Technical Summary
Secure Neighbor Discovery (SEND) specifies a method for securing
Neighbor Discovery (ND) signaling against specific threats. As
defined today, SEND assumes that the node sending a ND message is
the owner of the address from which the message is sent, so that it
is in possession of the private key used to generate the digital
signature on the message. This means that the Proxy ND signaling
performed by nodes that do not possess knowledge of the address
owner's private key cannot be secured using SEND. This document
extends the current SEND specification in order to secure Proxy ND
operation.
Working Group Summary
Nothing special that worth noting. Not a controversial document.
Document Quality
The document has benefited from a number of reviewers, who are
detailed in the ACK section of the draft.
Personnel
Marcelo Bagnulo (marcelo@it.uc3m.es) is the document shepherd. Ralph
Droms (rdroms.ietf@gmail.com) is the responsible AD.
RFC Editor Note
In Section 6.3, please make the following change:
OLD:
4. The PS option MUST be added as the last option in the message,
signing all the information contained so far in the message.
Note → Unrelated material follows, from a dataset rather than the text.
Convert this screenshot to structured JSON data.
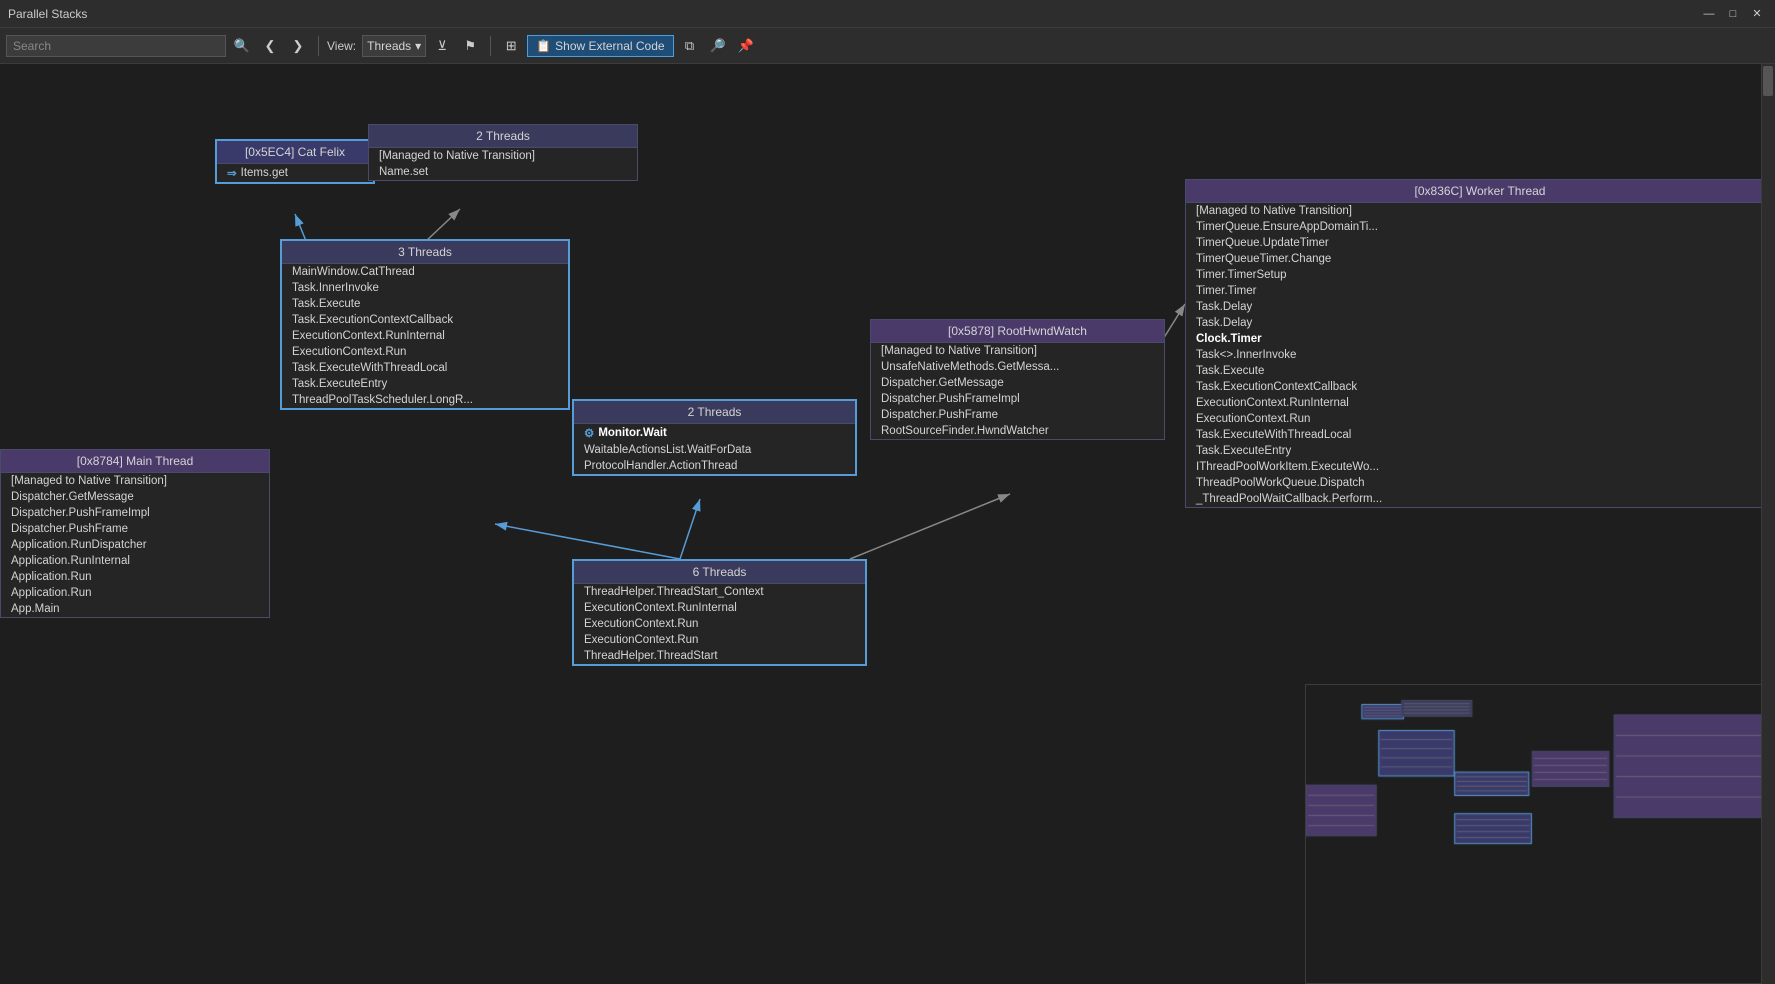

To
be able to sign any NS, NA, RS, RA o Redirect message, the key
used must correspond to a certificate with KeyPurposeId values of
id-kp-sendProxiedOwner and id-kp-sendProxiedRouter.
NEW:
4. The PS option MUST be added as the last option in the message,
signing all the information contained so far in the message. To
be able to sign any NS, NA, RS, RA or Redirect message, the key
used MUST correspond to a certificate with KeyPurposeId values of
id-kp-sendProxiedOwner and id-kp-sendProxiedRouter.